All of this depends on the maximum true flux that is possible and on how rapidly the flux rises and falls. For example, is it possible to get more than 128k counts in one measurement period? Is it possible for one measurement to be 5000 and the next measurement to be 50000? If the data is not well-behaved enough, you may be able to make only statistical judgment about when you have overflowed.
Your question needs to provide more information about your implementation - what language/framework are you using?
Data overflows in software (which is what I think you're talking about) are bad practice and should be avoided. While you are seeing (strange data output) is only one side effect that is possible when experiencing data overflows, but it is merely the tip of the iceberg of the sorts of issues you can see.
You could quite easily experience more serious issues like memory corruption, which can cause programs to crash loudly, or worse, obscurely.
Is there any validation you can do to prevent the overflows from occurring in the first place?
I really don't think you can fix it without fixing the underlying buffers. How are you supposed to tell the difference between the sequences of values (0, 1, 2, 1, 0) and (0, 1, 65538, 1, 0)? You can't.
How about using an HMM where the hidden state is whether you are in an overflow and the emissions are observed particle flux?
The tricky part would be coming up with the probability models for the transitions (which will basically encode the time-scale of peaks) and for the emissions (which you can build if you know how the flux behaves and how overflow affects measurement). These are domain-specific questions, so there probably aren't ready-made solutions out there.
But one you have the model, everything else---fitting your data, quantifying uncertainty, simulation, etc.---is routine.
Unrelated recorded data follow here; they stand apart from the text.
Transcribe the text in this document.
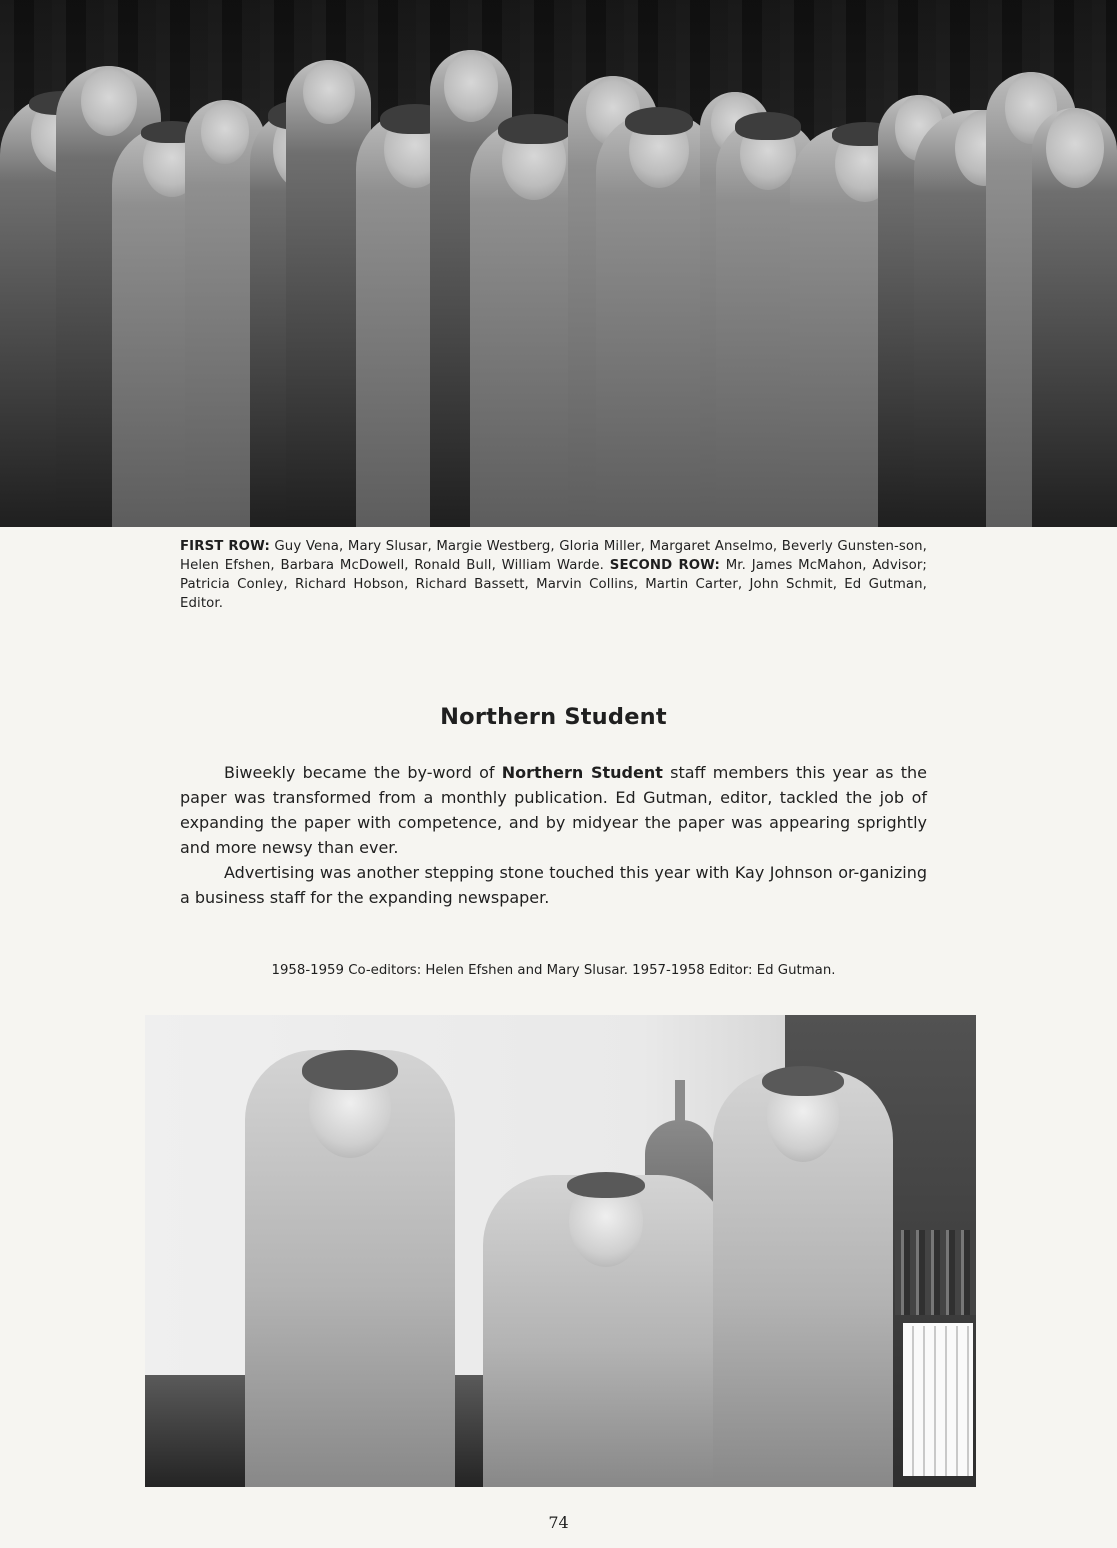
FIRST ROW: Guy Vena, Mary Slusar, Margie Westberg, Gloria Miller, Margaret Anselmo, Beverly Gunsten-son, Helen Efshen, Barbara McDowell, Ronald Bull, William Warde. SECOND ROW: Mr. James McMahon, Advisor; Patricia Conley, Richard Hobson, Richard Bassett, Marvin Collins, Martin Carter, John Schmit, Ed Gutman, Editor.
Northern Student

Biweekly became the by-word of Northern Student staff members this year as the paper was transformed from a monthly publication. Ed Gutman, editor, tackled the job of expanding the paper with competence, and by midyear the paper was appearing sprightly and more newsy than ever.

Advertising was another stepping stone touched this year with Kay Johnson or-ganizing a business staff for the expanding newspaper.

1958-1959 Co-editors: Helen Efshen and Mary Slusar. 1957-1958 Editor: Ed Gutman.
74
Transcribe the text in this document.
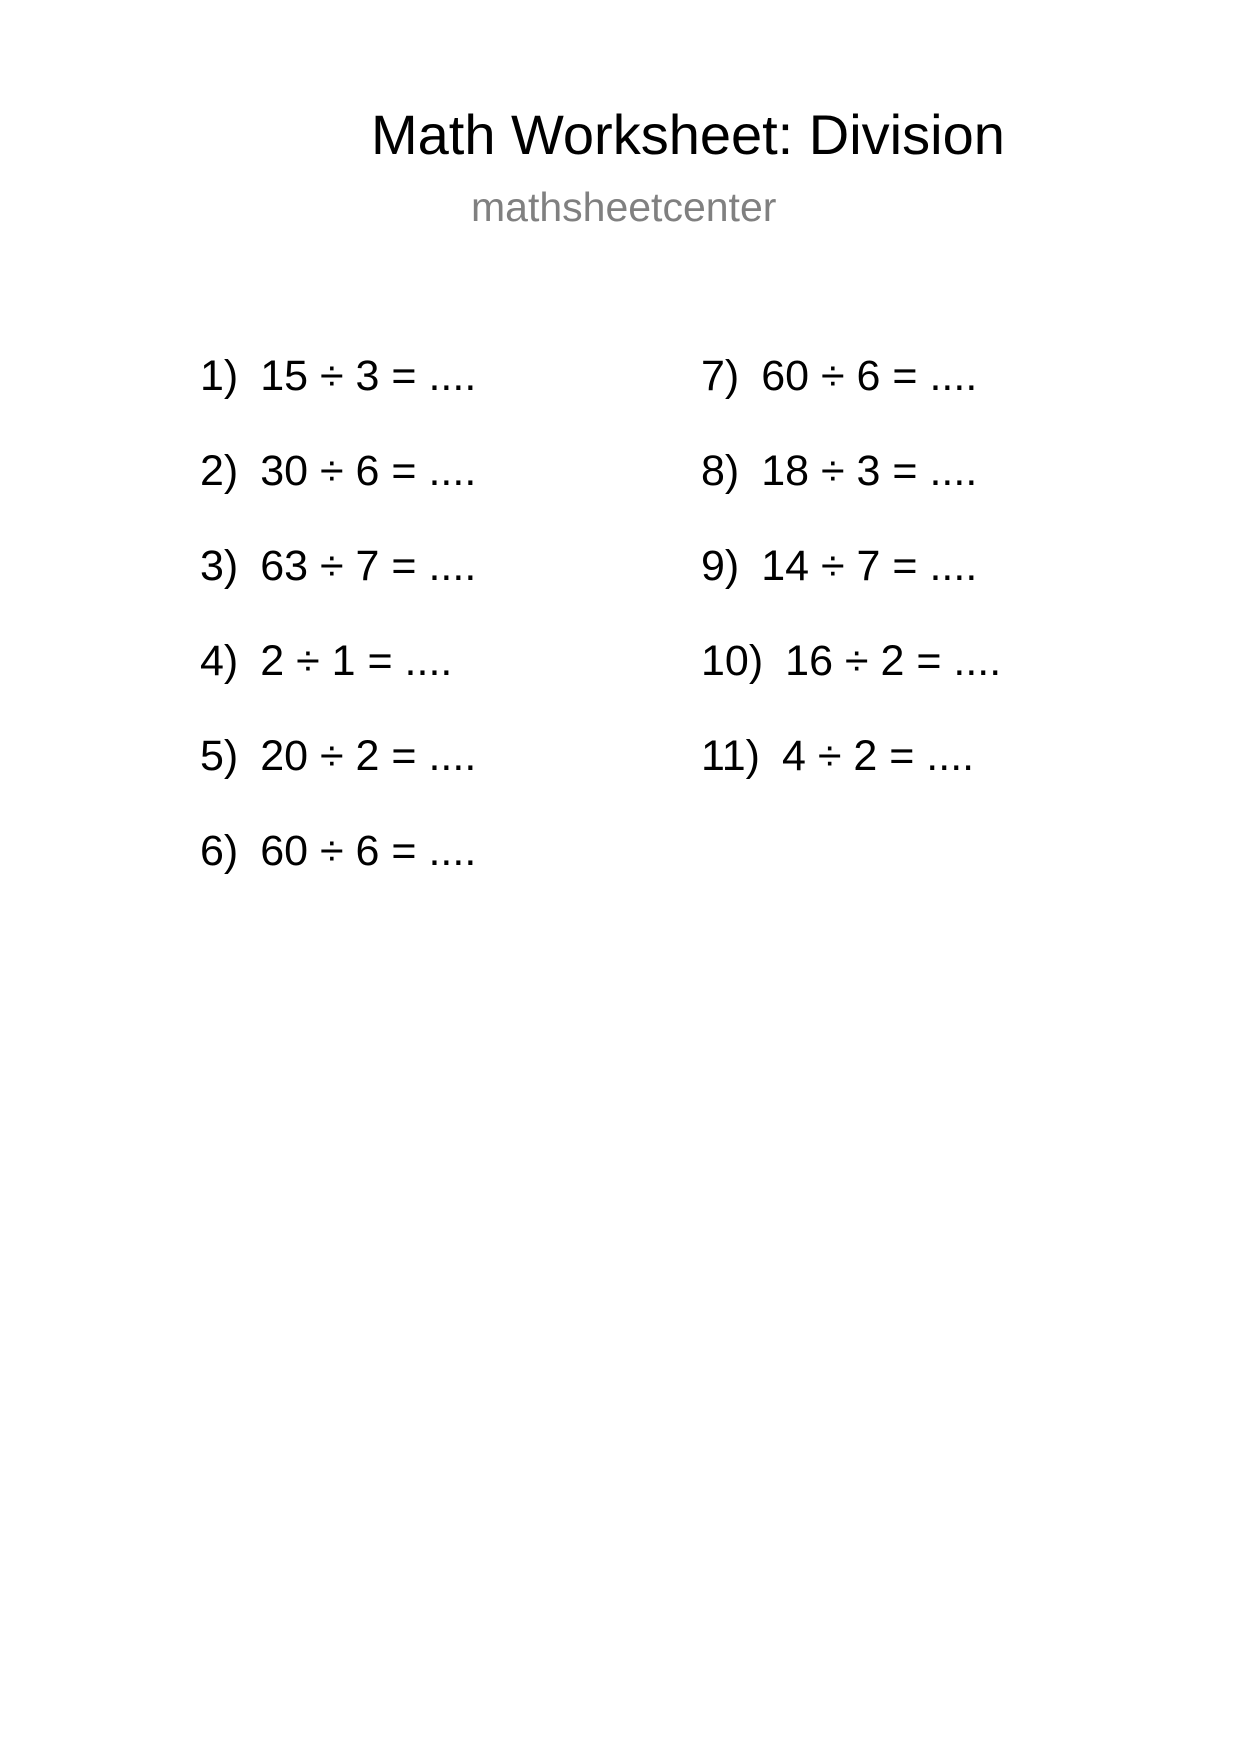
Math Worksheet: Division
mathsheetcenter
1) 15 ÷ 3 = ....
2) 30 ÷ 6 = ....
3) 63 ÷ 7 = ....
4) 2 ÷ 1 = ....
5) 20 ÷ 2 = ....
6) 60 ÷ 6 = ....
7) 60 ÷ 6 = ....
8) 18 ÷ 3 = ....
9) 14 ÷ 7 = ....
10) 16 ÷ 2 = ....
11) 4 ÷ 2 = ....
You can only do this if the actual jumps between successive values are much smaller than 65536. Otherwise, an overflow-induced valley artifact is indistinguishable from a real valley, you can only guess. You can try to match overflows to corresponding restorations, by simultaneously analysing a signal from the right and the left (assuming that there is a recognizable base line).
Other than that, all you can do is to adjust your experiment by repeating it with different original particle flows, so that real valleys will not move, but artifact ones move to the point of overflow.